I remember once we were at a Studio Party at Dr. Lummis’ place in Los Angeles, and one of the guests happened to be a middle-aged moving picture actor who had played prominent parts in a few pictures but without ever having set the world on fire. At this party he had entrenched himself in a corner, arranged his graying locks to the best advantage, folded his arms and rocked back on his heels, as tho posing for a statue of the British Lion – all with such a self-satisfied air that anyone within ten feet of him could taste it. I noticed Russell eyeing the would-be celebrity, and at last he said to me in sign, “Maybe he thinks he’s a Chief!”

Actually, while Charlie Russell ordinarily gave the impression of being on a par with those of his time and surroundings, his was of a mentality that could not absorb instruction in the commonly-accepted manner. As a matter of fact, he once stated: “They couldn’t teach me anything in school, they just let me sit!” Adding, “When I left military school at Brunswick, New Jersey, I had  over a hundred hours of guard duty hanging over my head!”

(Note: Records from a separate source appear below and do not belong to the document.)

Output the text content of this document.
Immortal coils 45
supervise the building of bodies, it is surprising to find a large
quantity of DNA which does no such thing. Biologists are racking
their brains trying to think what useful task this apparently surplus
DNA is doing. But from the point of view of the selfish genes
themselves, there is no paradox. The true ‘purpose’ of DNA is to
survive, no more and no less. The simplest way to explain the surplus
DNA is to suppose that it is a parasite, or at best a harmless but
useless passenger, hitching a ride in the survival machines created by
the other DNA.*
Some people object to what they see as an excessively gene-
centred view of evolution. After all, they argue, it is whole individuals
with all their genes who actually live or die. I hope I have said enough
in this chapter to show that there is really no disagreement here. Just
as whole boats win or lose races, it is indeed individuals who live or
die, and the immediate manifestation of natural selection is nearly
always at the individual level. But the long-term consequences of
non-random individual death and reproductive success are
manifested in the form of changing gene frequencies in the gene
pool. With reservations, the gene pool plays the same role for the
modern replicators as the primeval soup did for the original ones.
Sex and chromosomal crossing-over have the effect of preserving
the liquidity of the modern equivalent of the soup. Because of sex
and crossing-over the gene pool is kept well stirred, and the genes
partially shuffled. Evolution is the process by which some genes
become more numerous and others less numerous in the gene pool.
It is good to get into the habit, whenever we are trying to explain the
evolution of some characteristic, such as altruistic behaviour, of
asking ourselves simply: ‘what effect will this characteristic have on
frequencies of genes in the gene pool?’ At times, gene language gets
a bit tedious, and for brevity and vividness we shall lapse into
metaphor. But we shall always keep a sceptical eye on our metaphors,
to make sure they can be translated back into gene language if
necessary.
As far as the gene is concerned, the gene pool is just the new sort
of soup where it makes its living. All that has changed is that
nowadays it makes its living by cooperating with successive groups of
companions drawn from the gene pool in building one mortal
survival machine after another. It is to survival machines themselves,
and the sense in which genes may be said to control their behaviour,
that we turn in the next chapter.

… According to the Chief. the most picturesque stretch of mountain and plains was out on a high prairie hill south of Great Falls. After a frosty morning, when the work wouldn’t go so well, he’d put on a mackinaw, pick up his bundle, pull his hat down and step out to the outside where old Neenah would be stepping about pretty with his neck and tail kinked, blowing mighty scarey (for an old horse he had a lot of stuff). An hour or so later Russell would come back, his face red and a light sort of blazing in his grey eyes. He didn’t ever say much at such times, but you could tell he’d got what he’d gone for – he’d made connections. The work’d go with a swing then, and he’d step back and forth, to and from his easel, with a quick, impatient sort of toss to that long lock of sandy grey hair that hung down at the side of his forehead. A touch he had when inspiration crowded close – and after a while he’d stop to build a cigarette, grin sort of a shame-faced way, and sign, “My medicine is strong now …”

On such rides he most often headed for those rolling prairie hilltops south of town where now, under a big rough boulder, he’s making the Big Sleep, with the Highwoods to the east, the Big Belts and the Little Belts to the south, and Rockies showing plain in a long, low, tumbled snow-capped line eighty to a hundred miles east [sic].

They are making a museum of his studio, and there is talk of someday moving him to the same spot. But I hope they never will. He worked in the cabin and he loved it, but outdoors was where his heart was and that spot is his country. With the rumble of streetcars a short block away, and the rattle and bang of trucks close at hand, he’d never rest easy. Out where there’s room, a big sky, long look and lots of color, leave him.